Re: Preventing Bash Variable Confusion

[Greg Wooledge]

On Thu, Jan 30, 2020 at 01:03:31AM +0700, Robert Elz wrote:
> It actually doesn't, or not generally - it allows the function to avoid
> namespace collisions with random globals (or other locals) that might exist
> up the call stack, but doesn't prevent functions that are called from
> trampling all over this function's local vars.

OK, true.  But then the real issue is that you're calling broken functions.
Stop calling broken functions.

Yeah, yeah, I know, trying to get people to STOP WRITING broken functions
is impossible... but still, you shouldn't be running around with the
idea in your head that bash scripts should use LIBRARIES OF FUNCTIONS.
The language is just not robust enough for that to work in real life.

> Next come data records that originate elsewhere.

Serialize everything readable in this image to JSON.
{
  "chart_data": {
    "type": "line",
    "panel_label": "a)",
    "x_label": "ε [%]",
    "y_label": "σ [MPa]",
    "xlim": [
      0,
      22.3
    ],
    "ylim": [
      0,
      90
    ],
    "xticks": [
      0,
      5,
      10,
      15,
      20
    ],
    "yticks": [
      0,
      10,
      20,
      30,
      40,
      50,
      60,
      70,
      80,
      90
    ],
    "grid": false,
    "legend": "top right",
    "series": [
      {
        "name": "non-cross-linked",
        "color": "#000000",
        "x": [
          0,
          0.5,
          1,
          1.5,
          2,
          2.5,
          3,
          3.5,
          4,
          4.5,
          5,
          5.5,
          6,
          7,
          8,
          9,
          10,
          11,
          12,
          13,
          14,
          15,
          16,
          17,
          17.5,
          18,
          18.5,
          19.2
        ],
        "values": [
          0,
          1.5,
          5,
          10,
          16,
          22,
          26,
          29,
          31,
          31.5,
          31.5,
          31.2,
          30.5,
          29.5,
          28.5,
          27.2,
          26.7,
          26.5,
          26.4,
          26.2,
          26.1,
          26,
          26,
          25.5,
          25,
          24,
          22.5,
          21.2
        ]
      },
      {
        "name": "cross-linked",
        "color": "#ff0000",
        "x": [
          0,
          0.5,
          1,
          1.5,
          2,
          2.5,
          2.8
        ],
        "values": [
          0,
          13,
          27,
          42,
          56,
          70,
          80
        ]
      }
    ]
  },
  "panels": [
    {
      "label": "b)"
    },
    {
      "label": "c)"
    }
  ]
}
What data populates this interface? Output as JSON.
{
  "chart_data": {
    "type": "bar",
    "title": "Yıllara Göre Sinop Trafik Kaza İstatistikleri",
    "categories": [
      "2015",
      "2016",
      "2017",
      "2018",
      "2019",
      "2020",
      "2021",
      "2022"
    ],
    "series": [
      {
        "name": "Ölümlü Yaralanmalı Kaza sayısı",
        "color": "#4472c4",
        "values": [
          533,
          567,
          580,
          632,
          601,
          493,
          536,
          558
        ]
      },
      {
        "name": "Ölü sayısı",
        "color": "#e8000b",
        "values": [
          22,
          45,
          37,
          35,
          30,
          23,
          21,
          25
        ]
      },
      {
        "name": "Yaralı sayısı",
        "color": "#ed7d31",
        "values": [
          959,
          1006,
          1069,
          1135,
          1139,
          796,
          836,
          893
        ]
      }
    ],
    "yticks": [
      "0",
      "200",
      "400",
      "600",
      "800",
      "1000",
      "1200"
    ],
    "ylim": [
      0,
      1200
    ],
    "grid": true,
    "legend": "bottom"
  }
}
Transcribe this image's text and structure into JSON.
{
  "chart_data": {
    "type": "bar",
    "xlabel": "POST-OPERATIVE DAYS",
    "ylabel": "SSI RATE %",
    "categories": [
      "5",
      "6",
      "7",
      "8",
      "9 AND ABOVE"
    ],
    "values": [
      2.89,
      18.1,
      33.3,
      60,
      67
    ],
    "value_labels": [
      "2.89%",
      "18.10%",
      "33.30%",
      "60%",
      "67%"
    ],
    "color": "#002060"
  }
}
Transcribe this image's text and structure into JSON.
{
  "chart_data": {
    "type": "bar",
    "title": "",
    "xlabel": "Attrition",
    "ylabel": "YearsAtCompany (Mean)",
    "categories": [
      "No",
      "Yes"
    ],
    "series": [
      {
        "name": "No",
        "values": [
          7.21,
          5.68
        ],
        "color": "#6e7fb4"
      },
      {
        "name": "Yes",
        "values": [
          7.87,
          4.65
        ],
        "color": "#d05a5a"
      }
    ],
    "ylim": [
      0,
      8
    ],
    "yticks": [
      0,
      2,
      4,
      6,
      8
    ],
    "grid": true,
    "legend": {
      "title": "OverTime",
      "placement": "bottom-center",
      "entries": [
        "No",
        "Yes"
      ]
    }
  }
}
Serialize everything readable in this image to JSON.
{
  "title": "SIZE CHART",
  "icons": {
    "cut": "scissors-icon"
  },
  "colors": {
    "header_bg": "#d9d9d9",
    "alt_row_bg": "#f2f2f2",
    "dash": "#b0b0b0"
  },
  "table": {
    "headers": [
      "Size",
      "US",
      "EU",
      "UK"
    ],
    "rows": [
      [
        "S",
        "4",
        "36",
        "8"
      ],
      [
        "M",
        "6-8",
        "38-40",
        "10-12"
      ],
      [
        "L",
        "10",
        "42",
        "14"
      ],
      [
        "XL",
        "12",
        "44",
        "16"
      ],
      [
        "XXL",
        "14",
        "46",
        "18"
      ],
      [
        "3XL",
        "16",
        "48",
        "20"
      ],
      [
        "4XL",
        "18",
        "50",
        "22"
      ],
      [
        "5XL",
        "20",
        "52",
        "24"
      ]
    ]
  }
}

A script is supposed to be a self-contained entity, as much as possible.
It isn't supposed to be part of some web of tangled dependencies.

> It could be fixed by
> 
>       sigint_handler() {
>               command local My_Var=$$
>               command trap - INT
>               command kill -s INT "${My_Var}"
>       }

You mean "builtin" instead of "command" in every one of those cases,
right?  Well, if you're using maliciously broken "library functions"
in a bash script, the problem is, the malicious library can also
override the "command" command and the "builtin" command.

And yes, it can also override the "/bin/kill" command and so on.

Untrusted libraries are HIDEOUSLY EVIL in bash.  There is no workaround,
other than those I've already stated.